First “Warmed Liver” Transplant Takes Place in London via OrganOx.
The concept is simple: preserve the function of transplant organs after they are removed from a donor’s body.
The solution: keep the organs functioning as close to physiological conditions as possible.
The challenge: making the solution a reality.
The dynamic duo who made this happen, an engineer and surgeon spent 15 years creating the technologies necessary to get this to work and it would appear that the very first “warm” organ transplant is recovering well. The future outlook of this concept is encouraging.
This is another victory for innovation, science, and medicine.
Engineers at Stanford have developed a prototype single-fiber endoscope that improves the resolution of these much-sought-after instruments fourfold over existing designs. The advance could lead to an era of needle-thin, minimally invasive endoscopes able to view features out of reach of today’s instruments.

Foreign Body Rectal Obstruction.
I looked the woman at the ER desk dead in the eye and said, “There is no other way to put this. I have a vibrating dildo inside my ass.”
And so began a terribly tale of a man going to the hospital to remove this object. Sparing no expense, the man tweets his predicament live to the world.
Four people tried to listen to my chest with a stethoscope. “Wait what’s that sound?” “I-it’s still on.”
Now this is very impressive.
Last summer, Emma, then six was near death from chemo-resistant leukaemia but is now in remission thanks to an experimental cancer treatment method developed by the University of Pennsylvania.
Doctors remove millions of Emma’s T-cells, and inserted new genes that enabled them to combat cancer cells. The kicker is that it involved using disabled HIV virions to deliver the genetic material. HIV particles are excellent genetic vectors and already have specificity towards T-cells. The new genes program the T-cells to attack B-cells.
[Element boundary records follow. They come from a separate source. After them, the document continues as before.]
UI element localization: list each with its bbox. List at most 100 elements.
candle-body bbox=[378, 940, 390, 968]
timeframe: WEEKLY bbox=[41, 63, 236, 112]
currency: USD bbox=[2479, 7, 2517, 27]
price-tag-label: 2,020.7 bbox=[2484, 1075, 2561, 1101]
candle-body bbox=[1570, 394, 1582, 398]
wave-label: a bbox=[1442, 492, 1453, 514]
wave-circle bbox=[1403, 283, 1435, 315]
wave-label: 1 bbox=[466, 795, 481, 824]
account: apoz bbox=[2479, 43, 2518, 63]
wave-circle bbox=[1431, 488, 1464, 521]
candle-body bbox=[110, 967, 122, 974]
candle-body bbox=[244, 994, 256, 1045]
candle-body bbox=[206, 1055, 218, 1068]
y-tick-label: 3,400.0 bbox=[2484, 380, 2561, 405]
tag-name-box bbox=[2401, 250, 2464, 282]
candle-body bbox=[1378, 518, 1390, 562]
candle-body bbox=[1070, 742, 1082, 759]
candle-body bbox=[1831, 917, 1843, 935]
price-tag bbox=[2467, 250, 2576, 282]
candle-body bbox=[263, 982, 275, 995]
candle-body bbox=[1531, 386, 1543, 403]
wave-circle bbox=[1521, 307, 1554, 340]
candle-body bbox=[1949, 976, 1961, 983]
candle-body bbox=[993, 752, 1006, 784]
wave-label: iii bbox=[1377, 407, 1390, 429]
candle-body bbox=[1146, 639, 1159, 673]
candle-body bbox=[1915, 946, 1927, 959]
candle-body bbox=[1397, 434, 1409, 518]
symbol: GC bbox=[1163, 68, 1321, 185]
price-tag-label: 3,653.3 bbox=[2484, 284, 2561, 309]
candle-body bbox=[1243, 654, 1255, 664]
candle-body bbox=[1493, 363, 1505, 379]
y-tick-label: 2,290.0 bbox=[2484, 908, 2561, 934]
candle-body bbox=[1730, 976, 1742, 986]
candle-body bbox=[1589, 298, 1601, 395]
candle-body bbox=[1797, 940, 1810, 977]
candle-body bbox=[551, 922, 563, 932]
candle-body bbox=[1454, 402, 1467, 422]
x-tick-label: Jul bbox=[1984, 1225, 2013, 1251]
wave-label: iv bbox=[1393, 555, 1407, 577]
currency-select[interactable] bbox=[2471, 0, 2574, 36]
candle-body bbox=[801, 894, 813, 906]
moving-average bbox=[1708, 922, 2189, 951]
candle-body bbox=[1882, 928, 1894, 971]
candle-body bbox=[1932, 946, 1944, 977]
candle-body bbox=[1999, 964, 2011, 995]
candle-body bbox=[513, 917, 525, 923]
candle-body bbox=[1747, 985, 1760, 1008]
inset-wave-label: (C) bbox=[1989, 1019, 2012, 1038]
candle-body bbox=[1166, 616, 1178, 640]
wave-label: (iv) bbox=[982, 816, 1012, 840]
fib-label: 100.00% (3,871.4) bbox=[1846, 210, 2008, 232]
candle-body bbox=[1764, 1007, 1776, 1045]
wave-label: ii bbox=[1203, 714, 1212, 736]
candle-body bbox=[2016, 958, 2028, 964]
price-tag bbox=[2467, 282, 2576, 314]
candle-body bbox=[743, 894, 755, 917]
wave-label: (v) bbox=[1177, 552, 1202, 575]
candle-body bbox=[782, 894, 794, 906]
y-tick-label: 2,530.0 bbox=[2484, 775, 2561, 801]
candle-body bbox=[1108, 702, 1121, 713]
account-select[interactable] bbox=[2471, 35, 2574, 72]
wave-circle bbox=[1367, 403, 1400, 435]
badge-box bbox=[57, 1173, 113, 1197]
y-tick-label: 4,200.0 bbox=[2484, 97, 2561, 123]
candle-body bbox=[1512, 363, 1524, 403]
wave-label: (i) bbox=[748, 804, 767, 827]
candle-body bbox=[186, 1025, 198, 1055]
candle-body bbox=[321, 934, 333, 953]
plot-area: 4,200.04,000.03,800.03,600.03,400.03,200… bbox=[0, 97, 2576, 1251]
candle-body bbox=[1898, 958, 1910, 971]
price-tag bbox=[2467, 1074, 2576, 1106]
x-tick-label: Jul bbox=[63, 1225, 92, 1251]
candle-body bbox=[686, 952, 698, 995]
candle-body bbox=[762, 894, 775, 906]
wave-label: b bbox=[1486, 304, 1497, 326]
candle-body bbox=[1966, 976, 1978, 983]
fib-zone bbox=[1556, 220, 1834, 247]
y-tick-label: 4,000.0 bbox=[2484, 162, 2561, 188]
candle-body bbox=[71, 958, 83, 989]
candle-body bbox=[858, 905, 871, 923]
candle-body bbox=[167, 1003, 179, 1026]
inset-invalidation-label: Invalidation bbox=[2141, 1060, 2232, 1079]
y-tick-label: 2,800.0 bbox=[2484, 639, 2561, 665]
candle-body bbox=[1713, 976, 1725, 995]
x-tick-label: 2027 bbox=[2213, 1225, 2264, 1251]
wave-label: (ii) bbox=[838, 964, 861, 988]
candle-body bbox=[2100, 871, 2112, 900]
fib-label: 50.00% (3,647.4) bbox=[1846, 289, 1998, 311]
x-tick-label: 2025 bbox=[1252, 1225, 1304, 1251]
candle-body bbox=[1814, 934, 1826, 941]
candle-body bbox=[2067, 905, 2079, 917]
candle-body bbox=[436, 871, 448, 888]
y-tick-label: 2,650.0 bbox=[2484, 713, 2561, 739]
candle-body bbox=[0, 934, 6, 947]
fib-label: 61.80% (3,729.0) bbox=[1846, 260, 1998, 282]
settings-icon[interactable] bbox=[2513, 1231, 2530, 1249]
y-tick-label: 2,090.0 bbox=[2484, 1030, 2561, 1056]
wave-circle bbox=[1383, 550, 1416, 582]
The treatment very nearly killed her but she has emerged cancer free and still in complete remission.
This is very exciting stuff but make no mistake this is no end-all-be-all. Emma might have done extremely well with her treatment but the experiment has had its share of mixed results. Despite this, the researchers involved and the experts of the field think this approach has tremendous promise.
Researchers at Harvard University have constructed a material that merges nanoscale electronics with biological tissues—a literal mesh of transistors and cells. The meshwork, acting as a scaffolding to facilitate improved cell growth, also acts as a monitoring system. Possible applications include monitoring localized pH and pharmacotherapy efficacy.
First it was “smart” sutures and now this. Where will nanotechnology take us next?

Eduardo Leite, a 24-year-old construction worker was hit with an iron bar that fell from the fifth floor. The iron bar impaled his hard hat near the vertex of his skull and exited between his eyes. The iron bar has since been removed by the surgical team.
The report from the neurosurgeon suggests that the bar penetrated a part of the brain with no specific, major known function. However, it remains to be seen what, if any, damages will manifest themselves in this modern day Phineas Gauge incident until after he has had time to recover.